By invading and annexing Crimea, Russia violated the Budapest Memorandum, a multilateral agreement signed in 1994 that guarantees the territorial integrity of Ukraine. This agreement provided for the exchange of Ukrainian nuclear weapons in exchange for mutual security guarantees. At the time, Ukraine had the third largest nuclear arsenal in the world.
Russia, the United States and Great Britain signed the Budapest Memorandum with Ukraine, according to which its entire nuclear arsenal was transferred to Russia. At the time, America, Britain and Ukraine thought they had solved the problem of post-Soviet nuclear weapons and Ukraine’s territorial sovereignty.
Obviously, this does not apply to Russia, which violated this agreement in 2014 and 2022. Today, Ukraine, devoid of a nuclear deterrent, is under attack and faces both invasion and nuclear blackmail.

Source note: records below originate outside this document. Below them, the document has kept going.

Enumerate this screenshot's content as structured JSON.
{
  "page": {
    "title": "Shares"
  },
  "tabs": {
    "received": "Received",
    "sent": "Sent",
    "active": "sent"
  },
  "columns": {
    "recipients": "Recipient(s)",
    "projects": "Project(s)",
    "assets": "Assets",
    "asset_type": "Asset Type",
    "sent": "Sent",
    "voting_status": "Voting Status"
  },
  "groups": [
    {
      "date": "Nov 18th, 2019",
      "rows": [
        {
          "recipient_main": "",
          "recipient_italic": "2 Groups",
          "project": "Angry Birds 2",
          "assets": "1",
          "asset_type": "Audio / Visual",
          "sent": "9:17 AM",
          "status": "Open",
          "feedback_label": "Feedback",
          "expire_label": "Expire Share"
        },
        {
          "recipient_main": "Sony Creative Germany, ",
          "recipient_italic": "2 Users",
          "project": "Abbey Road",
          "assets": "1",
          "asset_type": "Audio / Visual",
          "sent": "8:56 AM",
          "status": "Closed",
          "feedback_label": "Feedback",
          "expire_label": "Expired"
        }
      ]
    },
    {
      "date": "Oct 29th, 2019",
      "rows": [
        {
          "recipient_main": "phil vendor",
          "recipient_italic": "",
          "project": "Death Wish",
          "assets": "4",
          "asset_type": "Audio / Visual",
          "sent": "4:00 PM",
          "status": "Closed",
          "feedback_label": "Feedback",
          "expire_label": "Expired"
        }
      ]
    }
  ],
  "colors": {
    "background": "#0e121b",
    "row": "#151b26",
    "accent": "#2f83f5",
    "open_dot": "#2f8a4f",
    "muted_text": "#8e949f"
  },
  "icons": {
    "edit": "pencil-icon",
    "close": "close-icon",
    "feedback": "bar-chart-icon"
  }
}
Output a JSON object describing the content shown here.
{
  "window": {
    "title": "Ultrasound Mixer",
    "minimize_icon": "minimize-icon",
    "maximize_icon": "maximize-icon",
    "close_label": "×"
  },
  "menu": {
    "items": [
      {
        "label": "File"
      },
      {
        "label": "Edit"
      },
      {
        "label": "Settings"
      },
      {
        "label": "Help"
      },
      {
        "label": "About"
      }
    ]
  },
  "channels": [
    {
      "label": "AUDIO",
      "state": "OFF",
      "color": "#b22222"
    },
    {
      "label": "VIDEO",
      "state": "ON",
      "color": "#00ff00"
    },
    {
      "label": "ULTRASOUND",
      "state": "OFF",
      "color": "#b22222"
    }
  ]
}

South Korea, which does not have nuclear weapons, can match them. Possession of nuclear weapons provides Kim Jong-un with the only element of international fame. Its ballistic missiles can carry nuclear warheads far beyond Seoul.
Hence Kim’s nuclear blackmail and extortion: “Pay me and guarantee the survival of my impoverished and criminal regime.” Otherwise, I will send you nuclear missiles and you will pay much more in lives and money than the bribes and media sycophancy I demand.”
This North Korean blackmail, the constant threats of nuclear attack accompanied by demands for food and financial aid, has exhausted the patience of South Korea and Japan.
At the same time, Russia’s nuclear threats against Ukraine and the West show that such blackmail can indeed escalate into a real war.
For years, defense analysts have speculated about how long it would take Japan and South Korea to build a nuclear device. The Federation of American Scientists once suggested that Japan “could potentially produce a functional nuclear weapon in just one year.” In 2014, NBC reported that, according to unnamed sources, Japan had “equipment and facilities to produce nuclear weapons in six months.”
For their part, South Korean sources, smiling, give the following assessment: “It won’t take long.”
A nuclear-armed Japan would be a nightmare for China. Beijing also knows that Japanese and South Korean nuclear weapons will work.
Chinese communist dictator Xi Jinping can thank his friend Vladimir Putin for encouraging two of Asia’s thriving democracies to become regional nuclear powers.
The views expressed in this article are those of the author and do not necessarily reflect the views of Epoch Times.
Austin Bay is a Colonel (Ret.) in the US Army Reserve, author, syndicated columnist, and lecturer in strategy and strategic theory at the University of Texas at Austin. His latest book is called Cocktails from Hell: Five Wars Shaping the 21st Century.